Insurance Broker Accused Of Scheme To Join Forbes Billionaires List
“Meet the Hong Kong billionaire targeting a new Formula 1 team,” reads an article from The Independent published in May. “Hong Kong insurance billionaire Calvin Lo staying clear of crypto investing,” says another report on that same billionaire, this time from CNBC. A quick internet search of Lo’s name reveals numerous other articles that also refer to him as a “billionaire,” but those media assertions are false, business magazine Forbes claimed in a bombshell article published this week. Instead, they allege, Lo falsified his wealth in an effort to gain a position on its annual Billionaires List, in which the magazine ranks the wealthiest people in the world.
It’s a claim that Lo—through an attorney—denies, saying that “all insinuations that our client has been dishonest, untruthful or otherwise unethical are hereby categorically denied by him.” But according to a “nearly year-long investigation” that included conversations with “40 people in six countries” and “hundreds of pages of documents,” Lo isn’t a billionaire at all, and is instead only worth “less than $200 million.” And that’s with the assets of both of his parents thrown into the mix.
It’s a far cry from the man described in an April Reuters report as the likely bidder on a new F1 team, and who said that “The financial part, believe it or not, to me is actually not the biggest problem,” of launching a new auto racing effort. But according to Forbes reporters Robert Olsen, John Kang, and Zinnia Lee, the many articles from reputable outlets that presented Lo as an investor in the Williams Formula 1 racing team, as well as the aspiring owner of a new outfit, were false. Other articles claim he owns the Mandarin Oriental Taipei, while others reported that he had graduated from Harvard Business School. Both assertions are also incorrect, Forbes reports.
”He is hardly the first person to lie to Forbes about the size of his fortune,” Forbes writes, but “Lo stands out for the audacity of his claims and the lengths to which he was willing to go.”
Lo is the CEO of R.E. Lee International, a six-decade-old life insurance brokerage headquartered in Hong Kong. Lo’s mother, Regina Lee, worked at the brokerage in its early days, and purchased the company in 2015. “It is possible she eventually gave the entire business to Lo,” Forbes speculates, and according to the judge that oversaw Lo’s 2014 divorce, “He was being groomed by his mother into a high-flying investment broker with a lifestyle which he clearly could not afford with his salary.”
It also appears, based on Forbes’s reporting, that Lo was not flying as high as he claimed. For example, when speaking with The Independent earlier this year, Lo appears to have claimed that he owned “a suite of supercars and a collection of tip-top champagne, with a single batch costing $230m.” However, according to Forbes, that champagne collection valuation “seems absurdly high.” According to Tim Triptree, Christie’s International Director of Wine & Spirits in London, “I don’t think over $100 million would be feasible” for any collection of bubbles. “I find that unlikely.”

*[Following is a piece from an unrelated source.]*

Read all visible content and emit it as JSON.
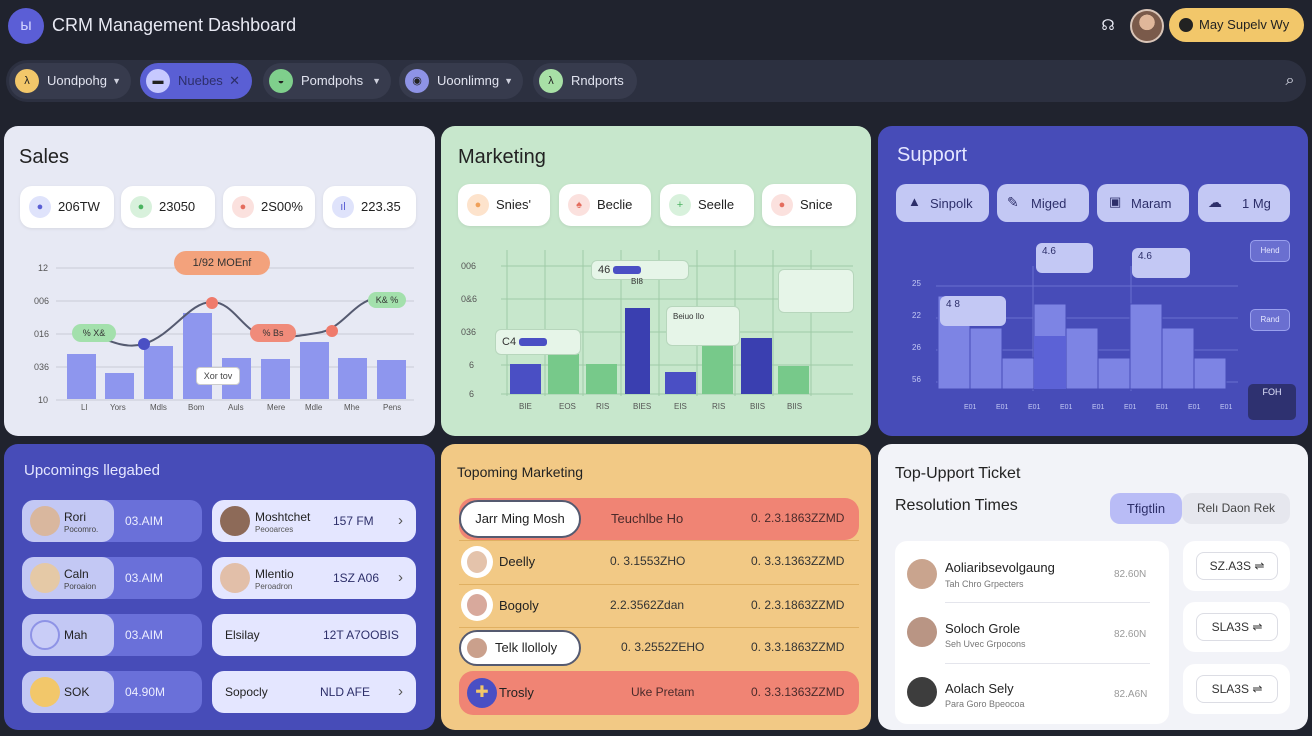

Equally unlikely appears to be the supercar ownership assertion: While Forbes concedes that it did indeed find a photo of Lo next to a Pagani Huayra Tempesta—one of the most expensive cars on the planet—that image might not be real, the magazine reports, as it “found the exact same photo without Lo, which was taken by Robin Adams for a Sotheby’s auction in 2017. The photographer told Forbes that the picture had ‘obviously’ been altered and used without permission.”
It’s unclear why so many news outlets reported false and incorrect information about Lo’s wealth in recent years, but Forbes credits a series of PR agencies and four different Thai law firms with roles in bolstering his billionaire creds. But after the magazine let him know that he would not be included in its 2023 list, Lo appeared to become disenchanted with the publication, and said through a PR representative that he prefers to be “excluded from the wealth rankings published by Forbes.” Or, as he put it to The Independent earlier this year, “In my view, the wealthier you are… you don’t go out and flaunt it. Well, some do, most don’t!”